Today in London, in fact, a pair of beavers are said to be holding hundreds of acres of housing and commercial development hostage, their weapons two small dams on a creek in Hyde Park that doesn’t even have an official name. City maps give it the somewhat pejorative moniker Stanton Drain.
The latest plan, on hold only while council considers whether ‘humane’ treatment includes trapping and moving the beavers, would sanction bulldozing their existing home in a natural heritage area, then gouging the creek two metres deeper and lining it so beavers could never build there again.
This construction, at a cost of about $2 million, would also eliminate habitat for a host of mammals, reptiles and birds.

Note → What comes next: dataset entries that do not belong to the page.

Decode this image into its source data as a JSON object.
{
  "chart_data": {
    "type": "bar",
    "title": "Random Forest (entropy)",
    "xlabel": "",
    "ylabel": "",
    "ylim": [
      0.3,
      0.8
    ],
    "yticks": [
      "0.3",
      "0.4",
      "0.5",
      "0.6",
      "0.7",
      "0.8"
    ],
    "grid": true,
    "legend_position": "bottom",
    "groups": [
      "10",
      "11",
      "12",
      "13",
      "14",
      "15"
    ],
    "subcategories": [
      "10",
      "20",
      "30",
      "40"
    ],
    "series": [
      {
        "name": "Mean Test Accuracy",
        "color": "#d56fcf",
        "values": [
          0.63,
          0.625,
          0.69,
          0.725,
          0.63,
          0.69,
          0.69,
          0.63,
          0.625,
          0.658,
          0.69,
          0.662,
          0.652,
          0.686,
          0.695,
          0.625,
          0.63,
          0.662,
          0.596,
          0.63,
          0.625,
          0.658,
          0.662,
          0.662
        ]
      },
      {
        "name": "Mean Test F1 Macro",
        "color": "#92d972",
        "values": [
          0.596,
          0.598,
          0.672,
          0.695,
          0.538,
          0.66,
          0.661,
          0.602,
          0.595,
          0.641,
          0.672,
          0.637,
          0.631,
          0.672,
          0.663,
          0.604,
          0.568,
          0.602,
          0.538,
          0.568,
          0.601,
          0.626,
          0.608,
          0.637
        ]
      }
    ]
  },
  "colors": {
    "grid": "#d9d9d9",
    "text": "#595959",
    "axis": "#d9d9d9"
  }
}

Unhappily, there aren’t many Canadian communities where the authorities would think that treatment harsh. If the goal in life is to turn green fields and forests into backyards and barbeques, then beavers are a dam nuisance.
Not everyone thinks so, of course, even in cities – although ironically, the city which seems to pay the beaver most homage is in California.
Martinez, a community of 36,000, is just east of San Francisco. According to a Wikipedia entry, in 2007 a group of beavers settled in a section of Alhambra Creek that flows through the city and built a six-foot-high dam. Worried the dam created flood hazard, city officials proposed moving the group. Instead a committee was formed to consider alternatives.
The end result was installation of a flow device that could reduce the level of water behind the dam and mitigate the flood risk. The beavers were allowed to stay.
And then, well, they became a huge tourist attraction. Their engineering has transformed Alhambra Creek, attracting steelhead trout, river otters and mink. The Martinez beavers also have a website where, would you believe it, news about the fight faced by London’s beavers was top news on Sunday.
Flow devices, by the way, are available to municipalities everywhere. They cost less than $500 to install. They work, too.
It is really possible that with a little imagination, a little concern for our fellow creatures, a little engineering ingenuity, we could let the beavers stay where they are, eliminate the flood threat that would permit some development and save $1,999,500 in the process?
Nah. That would take imagination, concern and ingenuity – something London says it has but too rarely shows.
To be continued.
Comments
Heidi Perryman
Worth A Dam
Common sense tells me we should be encouraging the presence of beavers not relocating or killing them... What am I not understanding?? ?
Why can we not change the way we do things here?
When the wheel was first invented I wonder if those early inventors were mocked by others who said: 'Dragging things along the ground is tried and true. We don't need no stinking wheels!"
Read about the Festival in Martinez, California, where the beavers they live in harmony with are indeed a tourist attraction. Londoner, Anna Maria Valastro, (one of the people wanting to save this entire wetland) is featured.
http://www.martinezbeavers.org/wordpress/category/festival/
Read about the project itself:
http://www.martinezbeavers.org/wordpress/category/friends-of-martinez-beavers/
We Londoners could be modern and progressive. Let's give that a try.
If it's so, I hope whoever is paying the tab rewards you well.